Former presidential candidate Tom Steyer, an investor and a co-executive chair of Galvanize Climate Solutions, said in an interview that the ruling “puts even more onus” on private businesses and investors to fund projects that will deliver renewable energy at scale. 

“We’re really on the clock,” Steyer said, adding that wind and solar are the cheapest forms of electricity generation. “In the next 10 years, it’s not about investing in new technology. It’s about improving the technologies we have and deploying them.”  

The Supreme’s Court decision is likely to put the Biden administration’s 2030 climate targets even further out of reach, said Wright, of Climate Mayors.

As part of the landmark Paris Agreement, a global pact that aims to reduce greenhouse gas emissions to avert the worst effects of climate change, the U.S. pledged to cut its emissions in half by 2030. The target could be in jeopardy without aggressive climate action from cities, states and the federal government, Wright said.

The court’s ruling could also damage America’s credibility in global climate negotiations, especially with partners that have stronger climate regulations, like the European Union.

“It makes it more difficult for the United States — the federal executive branch — to lead internationally on climate if we can’t deliver on our climate promise by 2030,” Steyer said.
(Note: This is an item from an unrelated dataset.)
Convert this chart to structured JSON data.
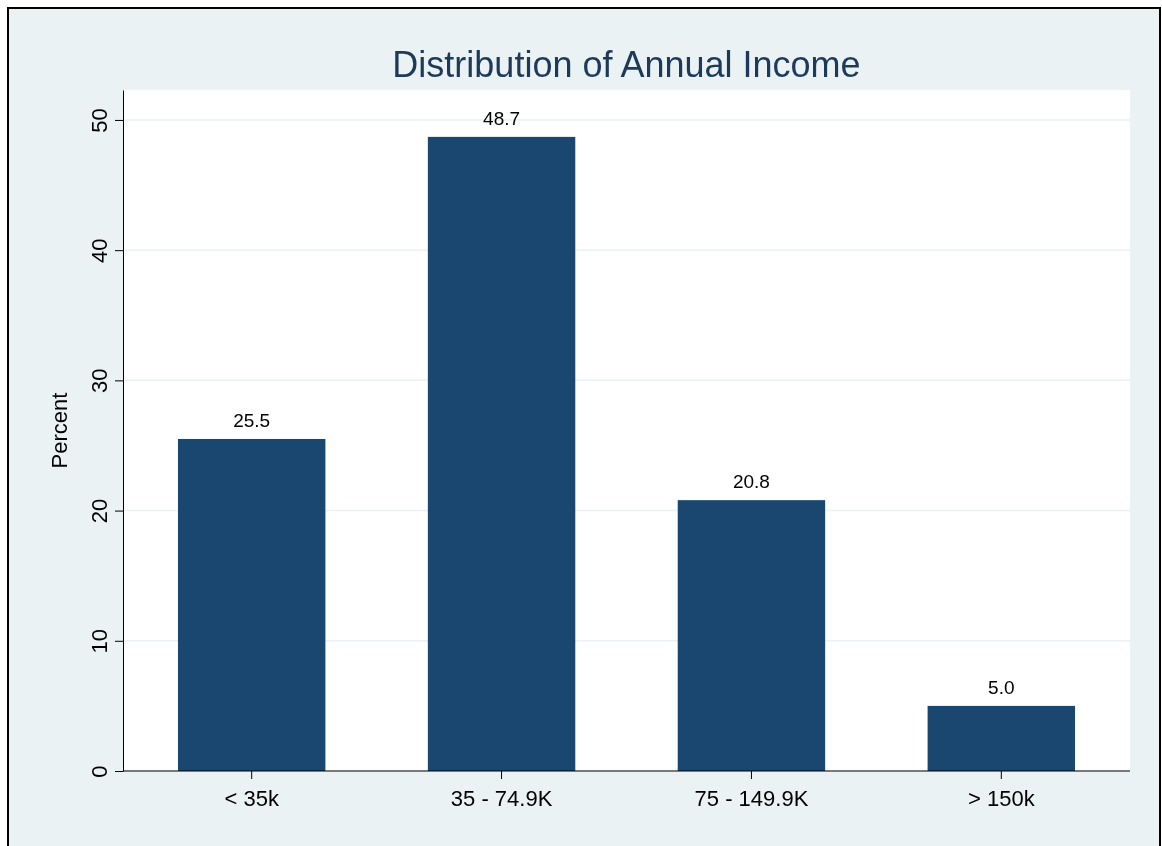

Vickie Patton, the general counsel for the Environmental Defense Fund, which was a party to the case, said that the Supreme Court’s decision was “damaging” but that the EPA still has other ways to control harmful pollution, including addressing methane emissions from the oil and gas industry and tailpipe emissions from passenger vehicles, trucks and buses. Such tools will become even more important, she said.

Patton said that while the potential consequences of the Supreme Court’s decision are “alarming,” it should not be cause for despair.

“If we all work together in the country — if it’s all hands on deck — we can get there,” she said. “But we have no time to waste. We’re really in a race against time to address the climate crisis.”